What an Election Official in Michigan Did Not Right but Legal, the Court Rules

The allegations against a Michigan election worker who, after the conclusion of a primary election in 2022, downloaded the names of voters from a computerized poll book and inserted a USB flash drive into the book, were dropped by an appeals court.

It was determined by the court that James Holkeboer’s behavior was inappropriate but did not constitute a criminal offense.

According to the charges, he committed election fraud. In contrast, the attorneys for Holkeboer pointed out that the state legislation that is utilized by the prosecution only prohibits actions that alter the electoral record.

In an opinion that was handed down on Thursday, the court stated that “the prosecution had to demonstrate that Holkeboer fraudulently removed or secreted the election list of voters in such a way that the information was no longer available or altered.”
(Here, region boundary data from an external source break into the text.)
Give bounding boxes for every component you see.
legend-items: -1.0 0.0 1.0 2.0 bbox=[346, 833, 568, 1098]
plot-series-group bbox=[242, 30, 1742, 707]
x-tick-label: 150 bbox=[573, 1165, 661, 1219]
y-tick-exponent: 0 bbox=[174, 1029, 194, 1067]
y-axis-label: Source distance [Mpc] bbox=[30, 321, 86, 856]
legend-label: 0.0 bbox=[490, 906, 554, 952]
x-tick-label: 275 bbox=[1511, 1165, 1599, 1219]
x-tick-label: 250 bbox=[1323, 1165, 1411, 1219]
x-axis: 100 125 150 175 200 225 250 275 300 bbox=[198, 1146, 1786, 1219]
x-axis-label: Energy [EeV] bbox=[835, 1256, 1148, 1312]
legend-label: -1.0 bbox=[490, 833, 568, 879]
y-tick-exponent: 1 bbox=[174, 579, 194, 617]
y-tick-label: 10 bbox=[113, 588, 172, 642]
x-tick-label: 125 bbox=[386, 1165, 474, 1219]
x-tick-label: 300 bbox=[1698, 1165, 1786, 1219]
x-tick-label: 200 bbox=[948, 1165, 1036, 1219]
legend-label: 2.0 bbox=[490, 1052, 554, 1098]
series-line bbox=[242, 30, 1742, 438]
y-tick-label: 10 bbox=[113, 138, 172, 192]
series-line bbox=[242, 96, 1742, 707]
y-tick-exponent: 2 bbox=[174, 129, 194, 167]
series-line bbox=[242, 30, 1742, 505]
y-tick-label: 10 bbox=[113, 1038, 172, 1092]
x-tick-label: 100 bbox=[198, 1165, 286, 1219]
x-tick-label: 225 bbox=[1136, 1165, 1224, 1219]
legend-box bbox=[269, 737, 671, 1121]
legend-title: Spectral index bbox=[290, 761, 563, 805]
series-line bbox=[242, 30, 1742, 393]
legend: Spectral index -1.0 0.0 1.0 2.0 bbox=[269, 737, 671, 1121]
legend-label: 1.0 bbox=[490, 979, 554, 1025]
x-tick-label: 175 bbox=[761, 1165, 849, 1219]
With regard to the local election officials, the court stated that “no evidence was presented that election information was altered or made unavailable.”

The actions of Holkeboer did not have any impact on the outcomes of the primary election occurring in 2022. In the first instance, he was employed at a polling location in Gaines Township, which is located south of Grand Rapids and is located in Kent County.

In accordance with a summary of the case, Holkeboer, a Republican, stated to investigators that he downloaded information about voters because he wanted to compare it to lists that he was obtaining in accordance with a different public records request.

An appeal to the Michigan Supreme Court is something that Kent County Clerk Lisa Posthumus Lyons, who is in charge of elections, has advocated for.

The violation of the public’s trust is something that needs to be addressed, she stated.